Mail Ballot Drop-Off Patterns

Doug Chapin’s most recent post on his Election Academy blog tells the tale of the late delivery of 1,270 mail ballots in a recent election in Orem, Utah.  This post brings to mind a surprising result (at least to me) from the 2014 Survey of the Performance of American Elections (SPAE) about the return of mail ballots.

In 2014, for the first time, the SPAE asked respondents who voted by mail how they returned their ballots.  Nationwide, 2/3 of absentee and mail ballot voters returned their ballots by mail.  That’s not the surprising part.  This is what surprised me:   If we look only at respondents from the three “vote by mail” states — Colorado, Oregon, and Washington — only 1/2 of “vote by mail” voters report returning their ballots using the Postal Service.  Half the voters in these states took their ballot to an official elections site to be counted — 38% of these used a dedicated drop box, 29% went to the main elections office, and the rest went to a combination of places, including traditional neighborhood precincts and early voting centers.

Even those who used the Postal Service did not often use the convenience of front-door pick-up to return their ballot.  Only 40% of voters who used the Postal Service to return their ballot had their own mail carrier pick up the ballot.  An even larger fraction (46%) took their ballot down to the post office, while the rest deposited their ballot in the mailbox around the corner.

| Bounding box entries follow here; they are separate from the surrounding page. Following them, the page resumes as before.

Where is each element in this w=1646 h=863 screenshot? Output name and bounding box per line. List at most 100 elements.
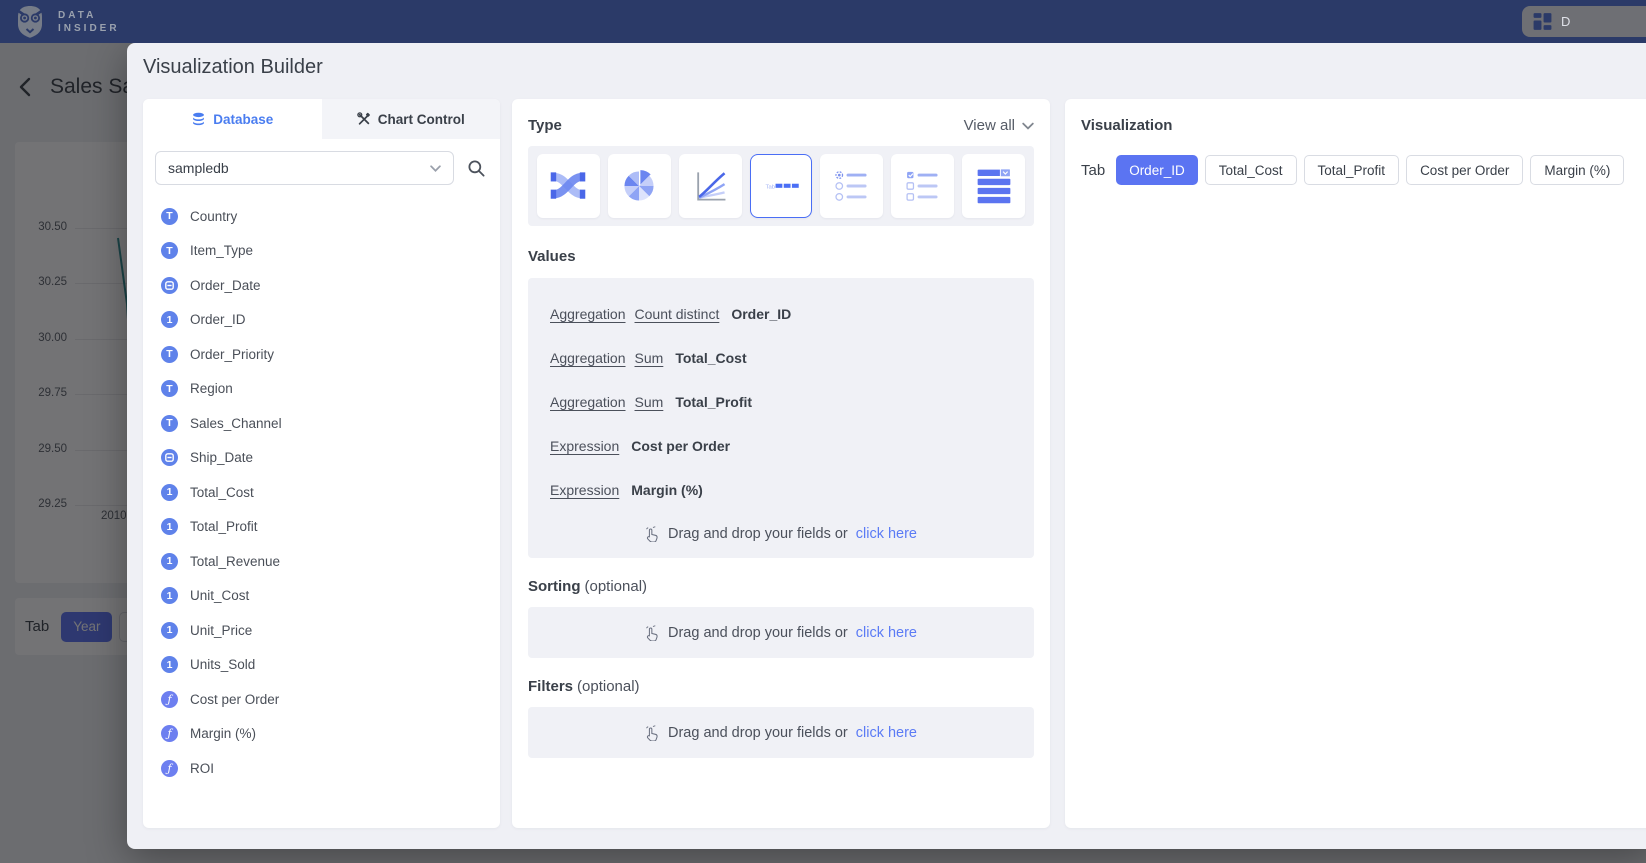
field-item[interactable]: TSales_Channel [161,406,500,441]
values-section-title: Values [528,248,576,265]
filters-click-here-link[interactable]: click here [856,725,917,741]
sankey-chart-icon [548,166,588,206]
viz-tab-total-cost[interactable]: Total_Cost [1205,155,1297,185]
value-field-name[interactable]: Order_ID [731,306,791,322]
count-distinct-selector[interactable]: Count distinct [635,306,720,322]
chart-type-sankey[interactable] [537,154,600,218]
database-icon [191,112,206,127]
field-item[interactable]: Order_Date [161,268,500,303]
tools-icon [357,112,371,126]
value-field-name[interactable]: Total_Cost [675,350,746,366]
viz-tab-buttons: Order_IDTotal_CostTotal_ProfitCost per O… [1116,155,1624,185]
dashboard-layout-icon [1532,11,1553,32]
field-item[interactable]: ƒMargin (%) [161,717,500,752]
field-label: Unit_Cost [190,588,249,603]
aggregation-selector[interactable]: Aggregation [550,306,626,322]
field-label: Item_Type [190,243,253,258]
sum-selector[interactable]: Sum [635,394,664,410]
chart-type-pie[interactable] [608,154,671,218]
filters-drop-area[interactable]: Drag and drop your fields or click here [528,707,1034,758]
tab-chart-control-label: Chart Control [378,112,465,127]
left-panel-tabs: Database Chart Control [143,99,500,139]
view-all-button[interactable]: View all [964,117,1034,134]
database-select-value: sampledb [168,160,229,176]
sorting-drop-hint: Drag and drop your fields or click here [645,625,917,641]
field-label: Ship_Date [190,450,253,465]
value-row: Aggregation Sum Total_Profit [550,380,1012,424]
view-all-label: View all [964,117,1015,134]
sorting-drop-area[interactable]: Drag and drop your fields or click here [528,607,1034,658]
expression-selector[interactable]: Expression [550,438,619,454]
search-icon[interactable] [467,159,486,178]
field-item[interactable]: TOrder_Priority [161,337,500,372]
field-item[interactable]: 1Units_Sold [161,648,500,683]
field-item[interactable]: ƒROI [161,751,500,786]
number-field-icon: 1 [161,311,178,328]
field-label: Sales_Channel [190,416,282,431]
filters-section-title: Filters(optional) [528,678,640,695]
field-label: Total_Cost [190,485,254,500]
aggregation-selector[interactable]: Aggregation [550,350,626,366]
field-item[interactable]: Ship_Date [161,441,500,476]
field-item[interactable]: T Country [161,199,500,234]
function-field-icon: ƒ [161,725,178,742]
drag-hand-icon [645,625,660,641]
values-drop-area[interactable]: Aggregation Count distinct Order_ID Aggrega… [528,278,1034,558]
field-item[interactable]: TRegion [161,372,500,407]
field-item[interactable]: 1 Total_Revenue [161,544,500,579]
brand: DATA INSIDER [12,4,120,40]
aggregation-selector[interactable]: Aggregation [550,394,626,410]
field-label: Region [190,381,233,396]
viz-tab-margin-[interactable]: Margin (%) [1530,155,1624,185]
value-row: Expression Margin (%) [550,468,1012,512]
viz-tab-cost-per-order[interactable]: Cost per Order [1406,155,1523,185]
field-item[interactable]: 1Total_Cost [161,475,500,510]
database-select[interactable]: sampledb [155,151,454,185]
svg-text:Tab: Tab [766,184,776,190]
value-field-name[interactable]: Total_Profit [675,394,752,410]
expression-selector[interactable]: Expression [550,482,619,498]
sorting-click-here-link[interactable]: click here [856,625,917,641]
date-field-icon [161,449,178,466]
field-label: Order_ID [190,312,246,327]
field-item[interactable]: 1 Order_ID [161,303,500,338]
value-field-name[interactable]: Cost per Order [631,438,730,454]
field-item[interactable]: TItem_Type [161,234,500,269]
field-label: Total_Revenue [190,554,280,569]
tab-chart-icon: Tab [761,166,801,206]
field-item[interactable]: 1Unit_Price [161,613,500,648]
viz-tab-total-profit[interactable]: Total_Profit [1304,155,1400,185]
viz-tab-order-id[interactable]: Order_ID [1116,155,1198,185]
chart-type-select[interactable] [962,154,1025,218]
function-field-icon: ƒ [161,760,178,777]
line-chart-icon [690,166,730,206]
field-label: Country [190,209,237,224]
select-chart-icon [974,166,1014,206]
field-label: Units_Sold [190,657,255,672]
dashboard-switcher-button[interactable]: D [1522,6,1646,37]
number-field-icon: 1 [161,553,178,570]
field-item[interactable]: ƒCost per Order [161,682,500,717]
tab-chart-control[interactable]: Chart Control [322,99,501,139]
chart-type-line[interactable] [679,154,742,218]
number-field-icon: 1 [161,587,178,604]
number-field-icon: 1 [161,518,178,535]
sum-selector[interactable]: Sum [635,350,664,366]
chart-type-radio-list[interactable] [820,154,883,218]
values-click-here-link[interactable]: click here [856,526,917,542]
type-section-title: Type [528,117,562,134]
text-field-icon: T [161,208,178,225]
value-field-name[interactable]: Margin (%) [631,482,703,498]
field-label: Cost per Order [190,692,279,707]
value-row: Expression Cost per Order [550,424,1012,468]
owl-logo-icon [12,4,48,40]
drop-hint-text: Drag and drop your fields or [668,725,848,741]
radio-list-chart-icon [832,166,872,206]
filters-drop-hint: Drag and drop your fields or click here [645,725,917,741]
chart-type-tab[interactable]: Tab [750,154,813,218]
field-item[interactable]: 1 Unit_Cost [161,579,500,614]
field-item[interactable]: 1Total_Profit [161,510,500,545]
tab-database[interactable]: Database [143,99,322,139]
chart-type-checkbox-list[interactable] [891,154,954,218]
chevron-down-icon [430,165,441,172]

I have one additional point to add to this.  Ever since I started administering the SPAE in 2008, I have asked voters how confident they were that their vote was counted as cast.  Each time I have asked this, voters using the mails have expressed significantly less confidence than those who voted in-person, either on Election Day or through early voting.  In 2014, for instance, 67% of those who voted by mail (or absentee) said they were very confident their vote was counted as intended, compared to 76% of Election Day voters and 73% of early voters.

The results from 2014 help to show that this lower confidence in postal voting is related to how the ballot is returned.  The following graph illustrates the relationship.  The dots illustrate the fraction of “mail” voters who answered they were very confident their vote was counted as cast, broken down by how they returned their ballot.  The “whiskers” around the dots are the 95% confidence interval around those estimates.  The dashed vertical line shows the fraction of in-person voters who were very confident.  Note that the “mail” voters who used the various Postal Service delivery routes were all less confident than those who voted in person.  Those who returned their ballots at the mail election office, or who used a vote center, were just as confident, and maybe even more confident, in the case of vote centers.  (The lower confidence among those who left their mail ballots at a neighborhood precinct is a little puzzling, but it might be related to the fact that very few people actually leave their mail ballots at Election Day precincts, which means that precinct workers may not always know what to do with them.)

absentee_confidenceThe Orem situation shared by Doug helps to illustrate the reality behind these national statistics.  In the aggregate, voters seem to recognize that if they leave it to the Postal Service to deliver their ballot, there is some risk involved.  By their behavior, vote-by-mail voters appear to like getting their ballot in the mail, but return it by mail?  Not as much.